Jazz violin book - Alvarez a100 mandolin.
Jazz Violin Book
- Jazz violin is the use of the violin or electric violin to improvise and perform utilizing scales and chord progressions unique to the compositions of Jazz musicians .
- Engage (a performer or guest) for an occasion or event
- Reserve (accommodations, a place, etc.); buy (a ticket) in advance
- Reserve accommodations for (someone)
- a written work or composition that has been published (printed on pages bound together); "I am reading a good book on economics"
- physical objects consisting of a number of pages bound together; "he used a large book as a doorstop"
- engage for a performance; "Her agent had booked her for several concerts in Tokyo"
Crossing the Line
Crossing The Line is a labor of love.

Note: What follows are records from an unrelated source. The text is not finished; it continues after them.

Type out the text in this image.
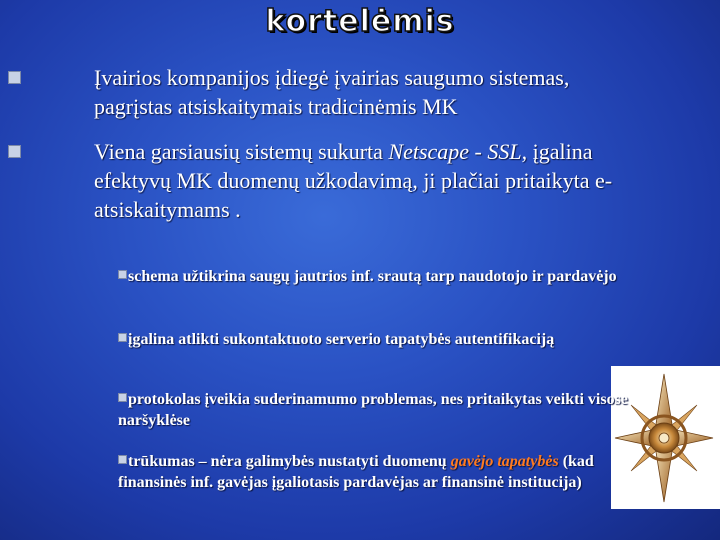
kortelėmis
Įvairios kompanijos įdiegė įvairias saugumo sistemas, pagrįstas atsiskaitymais tradicinėmis MK
Viena garsiausių sistemų sukurta Netscape - SSL, įgalina efektyvų MK duomenų užkodavimą, ji plačiai pritaikyta e-atsiskaitymams .
schema užtikrina saugų jautrios inf. srautą tarp naudotojo ir pardavėjo
įgalina atlikti sukontaktuoto serverio tapatybės autentifikaciją
protokolas įveikia suderinamumo problemas, nes pritaikytas veikti visose naršyklėse
trūkumas – nėra galimybės nustatyti duomenų gavėjo tapatybės (kad finansinės inf. gavėjas įgaliotasis pardavėjas ar finansinė institucija)
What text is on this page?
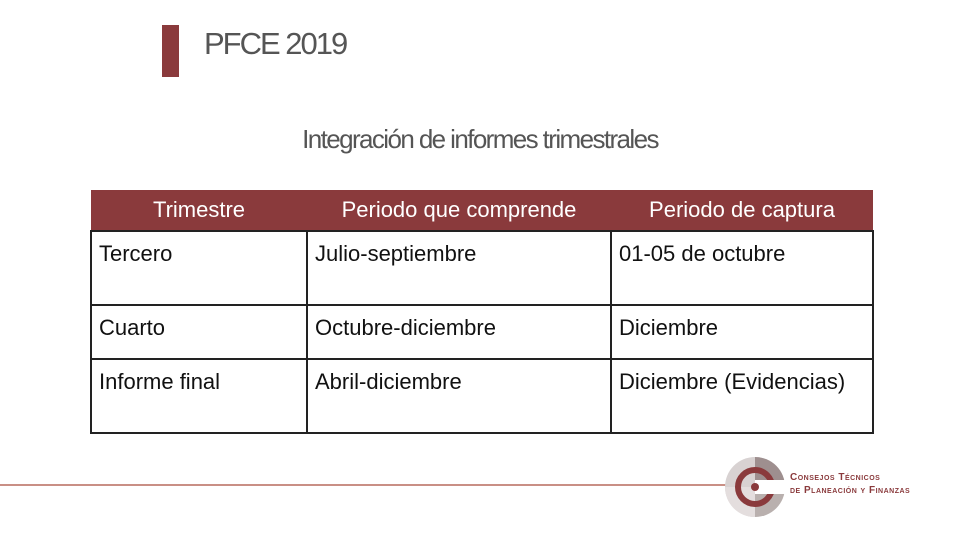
PFCE 2019
Integración de informes trimestrales
Trimestre	Periodo que comprende	Periodo de captura
Tercero	Julio-septiembre	01-05 de octubre
Cuarto	Octubre-diciembre	Diciembre
Informe final	Abril-diciembre	Diciembre (Evidencias)
Consejos Técnicos
de Planeación y Finanzas
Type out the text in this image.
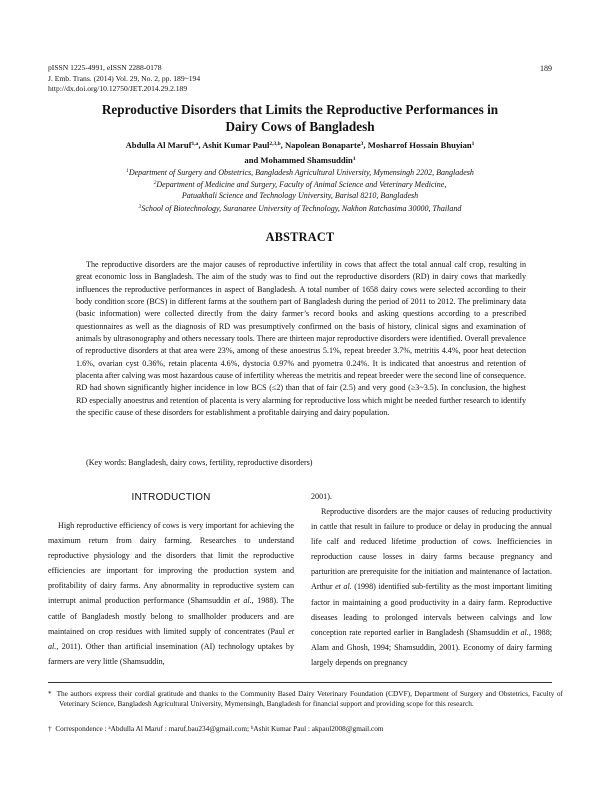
pISSN 1225-4991, eISSN 2288-0178
J. Emb. Trans. (2014) Vol. 29, No. 2, pp. 189~194
http://dx.doi.org/10.12750/JET.2014.29.2.189
189
Reproductive Disorders that Limits the Reproductive Performances in
Dairy Cows of Bangladesh
Abdulla Al Maruf$^{1,a}$, Ashit Kumar Paul$^{2,3,b}$, Napolean Bonaparte$^3$, Mosharrof Hossain Bhuyian$^1$
and Mohammed Shamsuddin$^1$
$^1$Department of Surgery and Obstetrics, Bangladesh Agricultural University, Mymensingh 2202, Bangladesh
$^2$Department of Medicine and Surgery, Faculty of Animal Science and Veterinary Medicine,
Patuakhali Science and Technology University, Barisal 8210, Bangladesh
$^3$School of Biotechnology, Suranaree University of Technology, Nakhon Ratchasima 30000, Thailand
ABSTRACT
The reproductive disorders are the major causes of reproductive infertility in cows that affect the total annual calf crop, resulting in great economic loss in Bangladesh. The aim of the study was to find out the reproductive disorders (RD) in dairy cows that markedly influences the reproductive performances in aspect of Bangladesh. A total number of 1658 dairy cows were selected according to their body condition score (BCS) in different farms at the southern part of Bangladesh during the period of 2011 to 2012. The preliminary data (basic information) were collected directly from the dairy farmer’s record books and asking questions according to a prescribed questionnaires as well as the diagnosis of RD was presumptively confirmed on the basis of history, clinical signs and examination of animals by ultrasonography and others necessary tools. There are thirteen major reproductive disorders were identified. Overall prevalence of reproductive disorders at that area were 23%, among of these anoestrus 5.1%, repeat breeder 3.7%, metritis 4.4%, poor heat detection 1.6%, ovarian cyst 0.36%, retain placenta 4.6%, dystocia 0.97% and pyometra 0.24%. It is indicated that anoestrus and retention of placenta after calving was most hazardous cause of infertility whereas the metritis and repeat breeder were the second line of consequence. RD had shown significantly higher incidence in low BCS (≤2) than that of fair (2.5) and very good (≥3~3.5). In conclusion, the highest RD especially anoestrus and retention of placenta is very alarming for reproductive loss which might be needed further research to identify the specific cause of these disorders for establishment a profitable dairying and dairy population.
(Key words: Bangladesh, dairy cows, fertility, reproductive disorders)
INTRODUCTION
High reproductive efficiency of cows is very important for achieving the maximum return from dairy farming. Researches to understand reproductive physiology and the disorders that limit the reproductive efficiencies are important for improving the production system and profitability of dairy farms. Any abnormality in reproductive system can interrupt animal production performance (Shamsuddin et al., 1988). The cattle of Bangladesh mostly belong to smallholder producers and are maintained on crop residues with limited supply of concentrates (Paul et al., 2011). Other than artificial insemination (AI) technology uptakes by farmers are very little (Shamsuddin,
2001).
Reproductive disorders are the major causes of reducing productivity in cattle that result in failure to produce or delay in producing the annual life calf and reduced lifetime production of cows. Inefficiencies in reproduction cause losses in dairy farms because pregnancy and parturition are prerequisite for the initiation and maintenance of lactation. Arthur et al. (1998) identified sub-fertility as the most important limiting factor in maintaining a good productivity in a dairy farm. Reproductive diseases leading to prolonged intervals between calvings and low conception rate reported earlier in Bangladesh (Shamsuddin et al., 1988; Alam and Ghosh, 1994; Shamsuddin, 2001). Economy of dairy farming largely depends on pregnancy
* The authors express their cordial gratitude and thanks to the Community Based Dairy Veterinary Foundation (CDVF), Department of Surgery and Obstetrics, Faculty of Veterinary Science, Bangladesh Agricultural University, Mymensingh, Bangladesh for financial support and providing scope for this research.
† Correspondence : $^a$Abdulla Al Maruf : maruf.bau234@gmail.com; $^b$Ashit Kumar Paul : akpaul2008@gmail.com
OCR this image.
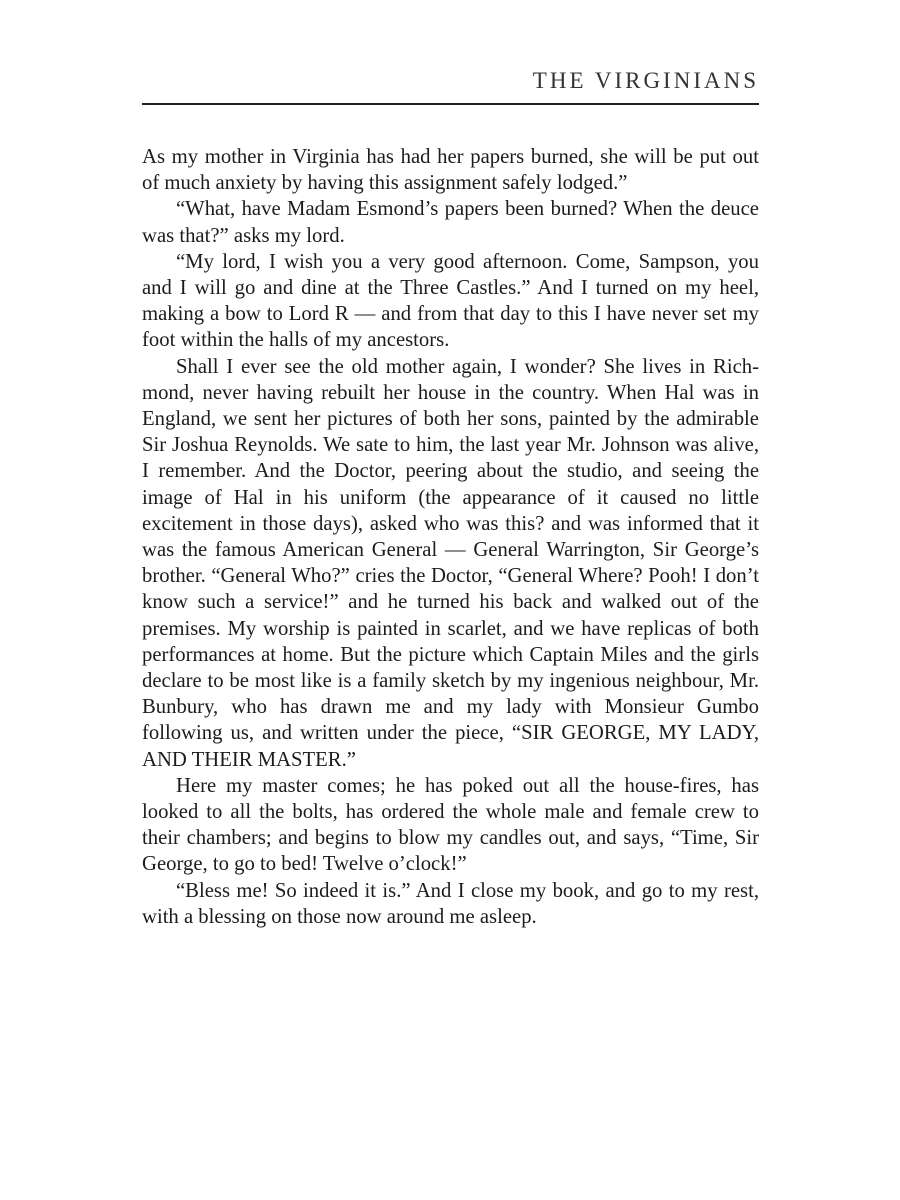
THE VIRGINIANS

As my mother in Virginia has had her papers burned, she will be put out of much anxiety by having this assignment safely lodged.”

“What, have Madam Esmond’s papers been burned? When the deuce was that?” asks my lord.

“My lord, I wish you a very good afternoon. Come, Sampson, you and I will go and dine at the Three Castles.” And I turned on my heel, making a bow to Lord R — and from that day to this I have never set my foot within the halls of my ancestors.

Shall I ever see the old mother again, I wonder? She lives in Richmond, never having rebuilt her house in the country. When Hal was in England, we sent her pictures of both her sons, painted by the admirable Sir Joshua Reynolds. We sate to him, the last year Mr. Johnson was alive, I remember. And the Doctor, peering about the studio, and seeing the image of Hal in his uniform (the appearance of it caused no little excitement in those days), asked who was this? and was informed that it was the famous American General — General Warrington, Sir George’s brother. “General Who?” cries the Doctor, “General Where? Pooh! I don’t know such a service!” and he turned his back and walked out of the premises. My worship is painted in scarlet, and we have replicas of both performances at home. But the picture which Captain Miles and the girls declare to be most like is a family sketch by my ingenious neighbour, Mr. Bunbury, who has drawn me and my lady with Monsieur Gumbo following us, and written under the piece, “SIR GEORGE, MY LADY, AND THEIR MASTER.”

Here my master comes; he has poked out all the house-fires, has looked to all the bolts, has ordered the whole male and female crew to their chambers; and begins to blow my candles out, and says, “Time, Sir George, to go to bed! Twelve o’clock!”

“Bless me! So indeed it is.” And I close my book, and go to my rest, with a blessing on those now around me asleep.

It's about two guys having fun, adding totally free improvistions between several selections. Larry Combs and Eddie Daniels are legendary masters of their craft. Combs, aside from being one of the best orchestral clarinetists in the world, is a fine jazz player. He played with Chuck Mangione before joining the Chicago Symphony.
From "Ponchielli," (featuring the Chicago String Quintet) and the Pleyel duets to Gordon Goodwin's "Leblanc Suite" and William O. Smith's "Jazz Fantasy" this is a serious musical joyride!
song of pain
passion volume iv
view in lightbox please & will be taking a hiatus until may 19th (when my last IB exam is over)
I lifted the laminated book cover so that one of the sharp angles would land softly on my wrist, with that, I drew it over my skin like a violin's bow, and wept a silent tune; no one would ever hear my song of pain. It became a daily routine: I would go back to the library and borrow books with clear crisp edges, then go back home and recite my broken melody all over again to perfection.
There was never blood. I didn’t want there to be. I was afraid, I knew that if I saw that bright red line, it would be real. Too real. Then I would have to admit to myself that this was getting too far, that maybe it was time to stop. If there was blood, there would have to be healing, and a scar, and I was scared. What if I couldn’t heal, like I was suppose to? What if I would always be caught in this trance, in this solitude of hurt? What if things won’t ever get better? What if.
So I never pressed too hard, but I never pressed too light either. It was like Goldilocks testing the bears’ porridge. Not too hot, not too cold, it had to be just right. There were never permanent marks, it was always the same faint white lines. Like a barcode patterned to recognize my hurt.
People say the best moment when they cut themselves is feeling that sweet release, feeling free, feeling invincible. But that’s not what it’s like for me. The best moment is when I watch those clean white lines fade to nothing, self-erasing all the evidence of hurt. That’s my sweet release. Because at that moment, I believe, that perhaps like those fading lines, my pain and hurt will melt away themselves. That perhaps, my pain is only temporary. That maybe, it really will be okay.
Jazz Mafia at the Jazz at the Rep Stage
Scenes at the San Jose Jazz Festival, Saturday, August 14, 2010.
Taken with the Pentax K10D camera using the smc P-K 200mm F2.5 lens at F2.8.